MN: Now when you were at Manzanar, did your family ever have any outside visitors?

MO: Yeah. We had, our minister from the First Baptist Church, Dr. Long, came to visit us twice. And then a family that lived in Big Pine, the Peach family, they lived in Burbank and had moved to Big Pine maybe in 1941 or so, and they came to visit us once in the camp. And later on, the son Donald, who was my older brother's age, eventually became head sheriff for Inyo County.

MN: How did it feel to have outside visitors?

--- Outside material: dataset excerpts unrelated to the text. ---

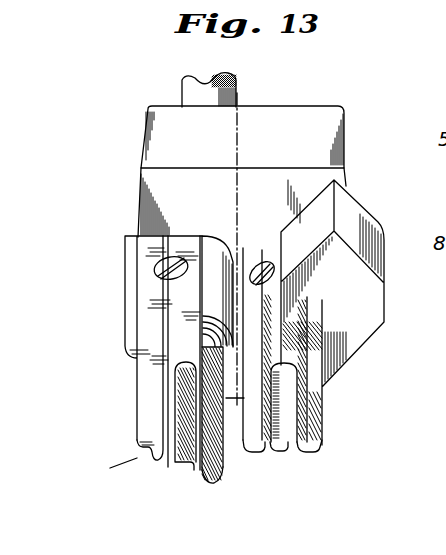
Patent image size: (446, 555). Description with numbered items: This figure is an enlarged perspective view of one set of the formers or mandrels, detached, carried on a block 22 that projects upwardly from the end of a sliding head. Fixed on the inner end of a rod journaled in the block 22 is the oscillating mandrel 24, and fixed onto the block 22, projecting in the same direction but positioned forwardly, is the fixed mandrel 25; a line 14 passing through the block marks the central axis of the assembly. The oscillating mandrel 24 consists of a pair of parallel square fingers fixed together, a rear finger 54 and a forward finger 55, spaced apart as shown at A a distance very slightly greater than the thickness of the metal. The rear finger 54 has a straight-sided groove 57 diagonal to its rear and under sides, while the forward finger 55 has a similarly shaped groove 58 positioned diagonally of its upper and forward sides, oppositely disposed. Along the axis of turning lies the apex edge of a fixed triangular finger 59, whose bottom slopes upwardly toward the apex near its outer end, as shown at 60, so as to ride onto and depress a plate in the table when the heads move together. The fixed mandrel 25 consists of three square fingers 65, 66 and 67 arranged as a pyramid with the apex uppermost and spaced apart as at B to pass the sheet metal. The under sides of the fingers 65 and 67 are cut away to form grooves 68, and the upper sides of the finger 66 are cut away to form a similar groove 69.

The center axis 14 is at (239, 98).
The block 22 is at (242, 137).
The oscillating mandrel 24 is at (176, 241).
The fixed mandrel 25 is at (281, 232).
The rear finger 54 is at (150, 330).
The forward finger 55 is at (183, 350).
The groove 57 is at (148, 453).
The groove 58 is at (188, 463).
The triangular finger 59 is at (223, 426).
The sloping bottom 60 is at (211, 474).
The finger 65 is at (246, 353).
The finger 66 is at (297, 386).
The finger 67 is at (308, 419).
The groove 68 is at (303, 452).
The groove 69 is at (281, 442).
The spacing A is at (168, 467).
The spacing B is at (258, 327).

MO: It was kind of interesting. What we didn't understand is why they couldn't eat with us. They had to eat in the Caucasian mess hall, and they had to pay for their meals. What bothered me later on was when we were doing the project for the Historic Site at Manzanar, was that people in the Owens Valley would come up to us and say, "You ate better than we did." And I would ask them, "Where did you eat?" They said, "We ate in the Caucasian mess hall." And my response was, "Their food was better than ours." Because I remember once this one cook... 'cause I had a job there towards the end of the camp washing pots and pans, and they were arguing about this piece of meat that they were gonna cook. And since I'd taken French, they were talking about filet mignon and I knew what it was, or I thought I knew what it was, and they wanted the cooks to bake it. So they baked it, and one of the chefs, a tall skinny guy, I can't remember his name, but he cut off a piece on the end of it, gave me a piece of it. And I didn't like steak because all we had when we were kids was round steak, chewed and chewed and chewed, and it wasn't very good.